Dari Abu Hurairah Radhiallhu ‘anhu dari
Rasulullah shalallhu ‘alaihi wasalam , “Sesungguhnya Allah mewajibkan bagi
dirinya sendiri sebelum menciptakan makhluk, ‘Sesungguhnya rahmat-Ku
mengalahkan murka-Ku’.” Muttafaqun ‘alaih.[2]
Dari Anas Radhiallhu ‘anhu ia
berkata, “Aku mendengar Rasulullah shalallhu ‘alaihi
wasalam
bersabda, ‘Allah Ta’ala berfirman, ‘Wahai anak Adam, sepanjang engkau memohon kepada-Ku dan
berharap kepada-Ku akan Aku ampuni apa yang telah kamu lakukan. Aku tidak
peduli. Wahai anak Adam, jika dosa-dosamu setinggi awan di langit kemudian
engkau meminta ampunan kepada-Ku akan Aku ampuni. Wahai anak Adam, sesungguhnya
jika engkau datang membawa kesalahan sebesar dunia, kemudian engkau datang
kepada-Ku tanpa menyekutukan Aku dengan sesuatu apapun, pasti Aku akan datang
kepadamu dengan ampunan sebesar itu pula.” Diriwayatkan oleh at-Tirmidzi[3] dan ia berkata, “Hasan”.
ATSAR
Yahya bin Mu’adz menuturkan:
“Sesungguhnya penipuan yang paling besar bagiku adalah
terus menerus berbuat dosa dengan disertai pengharapan ampunan tanpa adanya penyesalan, dan berharap dekat
dengan Allah tanpa melakukan ketaatan, menunggu berseminya benih di surga
dengan menyebar benih di neraka, dan meminta rumah orang-orang yang ta’at
dengan kemaksiatan, menunggu balasan tanpa amal perbuatan, dan mengharapkan
ampunan dosa dari Allah Ta’ala dengan berbuat melampui batas.
Engkau Mengharapkan keselamatan akan tetapi tidak berjalan di
jalan keselamatan tersebut, sesungguhnya perahu itu tidak akan pernah bisa
berjalan di tempat yang kering[4]
[1]
Al-Bukhari dalam al-Adab (10/426) dan Muslim dalam at-Taubah (17/70).
[2]
Al-Bukhari dalam Bad-ul Wahy (6/287) dan at-Tauhid (13/384, 522) serta Muslim
dalam at-Taubah (17/68).
[3]
Hasan: at-Tirmidzi dalam ad-Da’awaat (9/524) dan ia berkata, “Hasan ghariib”.

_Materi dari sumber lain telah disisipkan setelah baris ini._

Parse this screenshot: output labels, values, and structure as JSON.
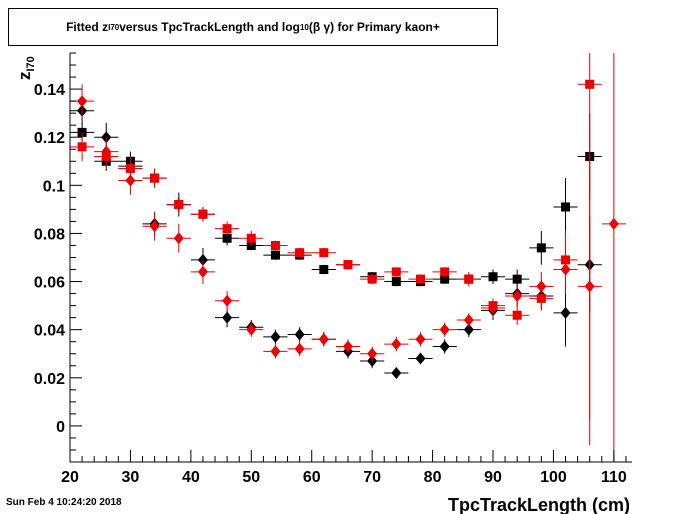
{
  "title": {
    "prefix": "Fitted  z",
    "z_sub": "I70",
    "mid": "  versus TpcTrackLength and log",
    "log_sub": "10",
    "suffix": " (β γ) for Primary kaon+"
  },
  "footer_date": "Sun Feb  4 10:24:20 2018",
  "chart_data": {
    "type": "scatter",
    "xlabel": "TpcTrackLength (cm)",
    "ylabel": "z",
    "ylabel_sub": "I70",
    "xlim": [
      20,
      113
    ],
    "ylim": [
      -0.015,
      0.155
    ],
    "xticks": [
      20,
      30,
      40,
      50,
      60,
      70,
      80,
      90,
      100,
      110
    ],
    "xtick_labels": [
      "20",
      "30",
      "40",
      "50",
      "60",
      "70",
      "80",
      "90",
      "100",
      "110"
    ],
    "yticks": [
      0,
      0.02,
      0.04,
      0.06,
      0.08,
      0.1,
      0.12,
      0.14
    ],
    "ytick_labels": [
      "0",
      "0.02",
      "0.04",
      "0.06",
      "0.08",
      "0.1",
      "0.12",
      "0.14"
    ],
    "grid": false,
    "colors": {
      "black": "#000000",
      "red": "#ee0000"
    },
    "series": [
      {
        "marker": "square",
        "color": "#000000",
        "x": [
          22,
          26,
          30,
          34,
          38,
          42,
          46,
          50,
          54,
          58,
          62,
          66,
          70,
          74,
          78,
          82,
          86,
          90,
          94,
          98,
          102,
          106
        ],
        "y": [
          0.122,
          0.11,
          0.11,
          0.103,
          0.092,
          0.088,
          0.078,
          0.075,
          0.071,
          0.071,
          0.065,
          0.067,
          0.062,
          0.06,
          0.06,
          0.061,
          0.061,
          0.062,
          0.061,
          0.074,
          0.091,
          0.112
        ],
        "err": [
          0.004,
          0.004,
          0.004,
          0.004,
          0.003,
          0.003,
          0.003,
          0.002,
          0.002,
          0.002,
          0.002,
          0.002,
          0.002,
          0.002,
          0.002,
          0.002,
          0.002,
          0.003,
          0.004,
          0.007,
          0.012,
          0.018
        ]
      },
      {
        "marker": "diamond",
        "color": "#000000",
        "x": [
          22,
          26,
          30,
          34,
          38,
          42,
          46,
          50,
          54,
          58,
          62,
          66,
          70,
          74,
          78,
          82,
          86,
          90,
          94,
          98,
          102,
          106
        ],
        "y": [
          0.131,
          0.12,
          0.108,
          0.084,
          0.092,
          0.069,
          0.045,
          0.041,
          0.037,
          0.038,
          0.036,
          0.031,
          0.027,
          0.022,
          0.028,
          0.033,
          0.04,
          0.048,
          0.055,
          0.054,
          0.047,
          0.067
        ],
        "err": [
          0.006,
          0.006,
          0.005,
          0.005,
          0.005,
          0.005,
          0.004,
          0.003,
          0.003,
          0.003,
          0.003,
          0.003,
          0.003,
          0.002,
          0.002,
          0.003,
          0.003,
          0.004,
          0.005,
          0.006,
          0.014,
          0.02
        ]
      },
      {
        "marker": "square",
        "color": "#ee0000",
        "x": [
          22,
          26,
          30,
          34,
          38,
          42,
          46,
          50,
          54,
          58,
          62,
          66,
          70,
          74,
          78,
          82,
          86,
          90,
          94,
          98,
          102,
          106
        ],
        "y": [
          0.116,
          0.112,
          0.107,
          0.103,
          0.092,
          0.088,
          0.082,
          0.078,
          0.075,
          0.072,
          0.072,
          0.067,
          0.061,
          0.064,
          0.061,
          0.064,
          0.061,
          0.05,
          0.046,
          0.053,
          0.069,
          0.142
        ],
        "err": [
          0.006,
          0.005,
          0.005,
          0.004,
          0.004,
          0.003,
          0.003,
          0.003,
          0.002,
          0.002,
          0.002,
          0.002,
          0.002,
          0.002,
          0.002,
          0.002,
          0.003,
          0.003,
          0.004,
          0.005,
          0.012,
          0.15
        ]
      },
      {
        "marker": "diamond",
        "color": "#ee0000",
        "x": [
          22,
          26,
          30,
          34,
          38,
          42,
          46,
          50,
          54,
          58,
          62,
          66,
          70,
          74,
          78,
          82,
          86,
          90,
          94,
          98,
          102,
          106,
          110
        ],
        "y": [
          0.135,
          0.114,
          0.102,
          0.083,
          0.078,
          0.064,
          0.052,
          0.04,
          0.031,
          0.032,
          0.036,
          0.033,
          0.03,
          0.034,
          0.036,
          0.04,
          0.044,
          0.049,
          0.054,
          0.058,
          0.065,
          0.058,
          0.084
        ],
        "err": [
          0.007,
          0.006,
          0.006,
          0.006,
          0.006,
          0.005,
          0.004,
          0.003,
          0.003,
          0.003,
          0.003,
          0.003,
          0.003,
          0.003,
          0.003,
          0.003,
          0.003,
          0.004,
          0.005,
          0.006,
          0.01,
          0.055,
          0.3
        ]
      }
    ]
  }
}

[4] Diriwayatkan oleh Ibnu Hibban dalam
Raudhathul ‘Uqalaa` (hal. 248), dengan di sandarkan kepada Abi Al ‘Atahiyah ia
berkata, “Aku masuk ke dalam kediaman amirul mukminin Harun ar-Rasyid, ketika
beliu melihatku dia berkata, ‘Abu Al ‘Atahiyah?’, aku berkata, ‘Abu Al’Atahiyah’, dia berkata,
‘Orang yang melantunkan syair?’, aku berkata, ‘Orang yang melantunkan syair’ ,
beliau berkata : nasihatilah aku dengan bait-bait syair dan yang ringkas sarat
makna’, maka aku pun melantunkan untuknya:
engkau
tidak akan selamat dari kematian di
suatu ujung dan juga jiwa, walaupun engkau menghindarinya dengan suatu pembatas
dan juga penjagaan
ketahuilah bahwasanya busur kematian itu akan
mengenai, setiap orang yang mengenakan
baju besi dari kita dan juga orang berada di suatu benteng
engkau mengharapkan keselamatan akan tetapi
engkau tidak berjalan dijalan keselamatan tersebut, sesungguhnya perahu tidak
akan pernah bisa berjalan ditempat yang kering
Ibnu Hibban berkata, “kemudian Harun ar-Rasyid
tersungkur dan pingsan’.” Atau sebagaimana yang dituturkan.